Trotz des somit politischen Charakters der dem Kl. mit beachtlicher Wahrscheinlichkeit drohenden Bestrafung nach der Resolution Nr. 1370 ist der Kl. jedoch nicht asylberechtigt. Denn diese Verfolgungsgefahr ist durch die Wehrdienstentziehung ausgelöst worden, die der Kl. nach seiner Ausreise aus dem Irak durch sein Verbleiben im Ausland in der Zeit nach August 1985 begangen hat und die damit einen asylrechtlich unerheblichen selbstgeschaffenen Nachfluchttatbestand darstellt. »Subjektiv« bzw. »selbstgeschaffen« sind solche politische Verfolgung auslösenden Umstände, die der Asylbewerber selbst herbeigeführt hat. Dem gegenüber stehen als »objektive« Nachfluchttatbestände diejenigen Umstände, die eine Verfolgungssituation ohne eigenes (neues) Zutun des Betroffenen begründet haben. Da die Gefahr einer Bestrafung des Kl. nach der Resolution Nr. 1370 durch dessen bewußtes und gewolltes Verhalten, nämlich sein Verbleiben im ehemaligen Jugoslawien zum Zwecke der Wehrdienstentziehung hervorgerufen worden ist, wäre diese drohende politische Verfolgung asylrechtlich nur dann erheblich, wenn der Kl. bereits im ~ Irak in seiner politischen Überzeugung durch eine ablehnende Einstellung zum Militärdienst geprägt gewesen wäre und er diese Einstellung auch nach außen zu erkennen gegeben hätte (BVerfGE 74, 51 = EZAR 200 Nr. 18; BVerwGE 82, 171 = EZAR 200 Nr. 25; BVerwG, Buchholz 402.25 § 1 AsylVfG Nr. 152).

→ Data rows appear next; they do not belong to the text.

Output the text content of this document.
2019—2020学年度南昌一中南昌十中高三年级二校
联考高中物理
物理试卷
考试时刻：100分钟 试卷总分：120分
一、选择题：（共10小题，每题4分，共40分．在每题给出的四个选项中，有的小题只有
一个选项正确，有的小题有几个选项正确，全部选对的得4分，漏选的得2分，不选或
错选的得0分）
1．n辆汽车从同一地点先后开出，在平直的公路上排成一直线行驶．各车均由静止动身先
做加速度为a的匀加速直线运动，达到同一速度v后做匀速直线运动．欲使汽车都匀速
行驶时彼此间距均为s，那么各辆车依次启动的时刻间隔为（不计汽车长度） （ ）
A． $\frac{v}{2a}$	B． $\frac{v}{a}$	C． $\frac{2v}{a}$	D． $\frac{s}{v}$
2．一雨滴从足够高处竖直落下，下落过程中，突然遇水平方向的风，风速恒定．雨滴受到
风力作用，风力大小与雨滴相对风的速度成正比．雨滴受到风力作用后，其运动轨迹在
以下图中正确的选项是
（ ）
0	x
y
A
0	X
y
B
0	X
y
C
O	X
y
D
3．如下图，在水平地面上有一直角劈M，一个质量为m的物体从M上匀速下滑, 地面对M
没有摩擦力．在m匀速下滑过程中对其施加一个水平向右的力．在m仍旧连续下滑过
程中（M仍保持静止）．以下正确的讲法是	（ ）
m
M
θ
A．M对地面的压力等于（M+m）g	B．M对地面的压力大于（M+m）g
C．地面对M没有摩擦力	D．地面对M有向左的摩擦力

An einer derartigen Überzeugungskontinuität in bezug auf eine persönlichkeitsprägende Verweigerungshaltung gegenüber dem Militärdienst fehlt es indessen beim Kl. Dem Berufungsurteil lassen sich keine Feststellungen dahin entnehmen, daß der Kl. bereits im Irak eine ablehnende Haltung gegenüber dem Militärdienst gezeigt oder sogar nach außen kundgetan hat. Der VGH hat vielmehr ausgeführt, die durch das Verbleiben des Kl. in Jugoslawien begangene Wehrdienstentziehung stehe in keiner Beziehung zu erkennbaren politischen Betätigungen des Kl. in der Heimat. Der vom Berufungsgericht festgestellte Verzicht des KI., der Baath-Partei beizutreten, mag politische Indifferenz oder auch Distanz zum gegenwärtigen irakischen Regime erkennen lassen; schlichtes Unterlassen eines Eintritts in die Staatspartei stellt aber nicht die Manifestation einer persönlichkeitsprägenden Verweigerungshaltung gegenüber der Leistung von Militärdienst dar.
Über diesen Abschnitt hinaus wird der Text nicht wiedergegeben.